In response, a group of researchers have proposed an approach that uses a multi-token prediction objective to address these shortcomings. Predicting multiple tokens in advance rather than just focusing on sequential next-token predictions could solve these issues. This new approach can therefore provide a more robust and accurate sequence prediction method. Not only does this improve the model’s planning and reasoning abilities, but it also signifies a sizable contribution to the field by potentially increasing the complexity and reliability of AI models.
The suggested method involves predicting several tokens at once during training, avoiding the pitfalls of classic teacher-forcing and autoregressive methods. The researchers developed a simple planning task using a path-finding problem on a graph to test this.
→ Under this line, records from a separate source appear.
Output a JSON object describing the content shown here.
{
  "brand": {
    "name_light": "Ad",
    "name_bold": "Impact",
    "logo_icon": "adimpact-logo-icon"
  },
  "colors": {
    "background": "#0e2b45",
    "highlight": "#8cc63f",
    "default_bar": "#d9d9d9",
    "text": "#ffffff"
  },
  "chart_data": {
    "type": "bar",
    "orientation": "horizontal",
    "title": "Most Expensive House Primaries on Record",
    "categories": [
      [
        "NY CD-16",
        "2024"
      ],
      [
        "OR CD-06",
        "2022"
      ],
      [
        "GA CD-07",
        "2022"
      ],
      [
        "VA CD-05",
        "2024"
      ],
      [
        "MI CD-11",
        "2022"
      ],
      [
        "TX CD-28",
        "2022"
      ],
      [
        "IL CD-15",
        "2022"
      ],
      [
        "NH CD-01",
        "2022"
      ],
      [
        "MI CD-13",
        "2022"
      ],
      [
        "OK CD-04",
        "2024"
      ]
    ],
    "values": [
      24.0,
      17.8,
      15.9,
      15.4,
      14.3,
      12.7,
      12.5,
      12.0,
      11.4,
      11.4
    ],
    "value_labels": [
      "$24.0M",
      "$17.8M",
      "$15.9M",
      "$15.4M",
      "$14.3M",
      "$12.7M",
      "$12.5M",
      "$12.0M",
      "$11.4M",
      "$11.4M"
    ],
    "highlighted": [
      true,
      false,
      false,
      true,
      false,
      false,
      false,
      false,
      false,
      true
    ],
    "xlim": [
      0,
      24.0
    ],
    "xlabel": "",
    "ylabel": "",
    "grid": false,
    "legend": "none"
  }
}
Both the Transformer and Mamba architectures were experimented with, revealing that these models don’t accurately learn the task with classical next-token prediction methods. The data set comprised of path-star graphs with varying degrees and path lengths. The models were then trained to find paths from one starting node to a goal node.
The results show that when traditional methods were used, both the Transformer and Mamba architectures failed to accurately predict the next tokens for the path-finding task. Traditional methods showed substantial limitations, with errors increasing and leading to significant inaccuracies in long sequences. However, the proposed multi-token prediction approach showed an improvement in both accuracy and performance—successfully mitigating the issues with autoregressive inference and teacher-forcing.
In conclusion, the authors address the challenge of whether next-token prediction can emulate human intelligence in tasks requiring planning and reasoning. Through a path-finding task, the researchers propose a novel multi-token prediction approach that minimizes the limitations of traditional methods. While underlining the shortcomings of current methods, this approach presents an alternative that augments AI models’ planning and reasoning abilities, thereby offering a significant advancement in AI research.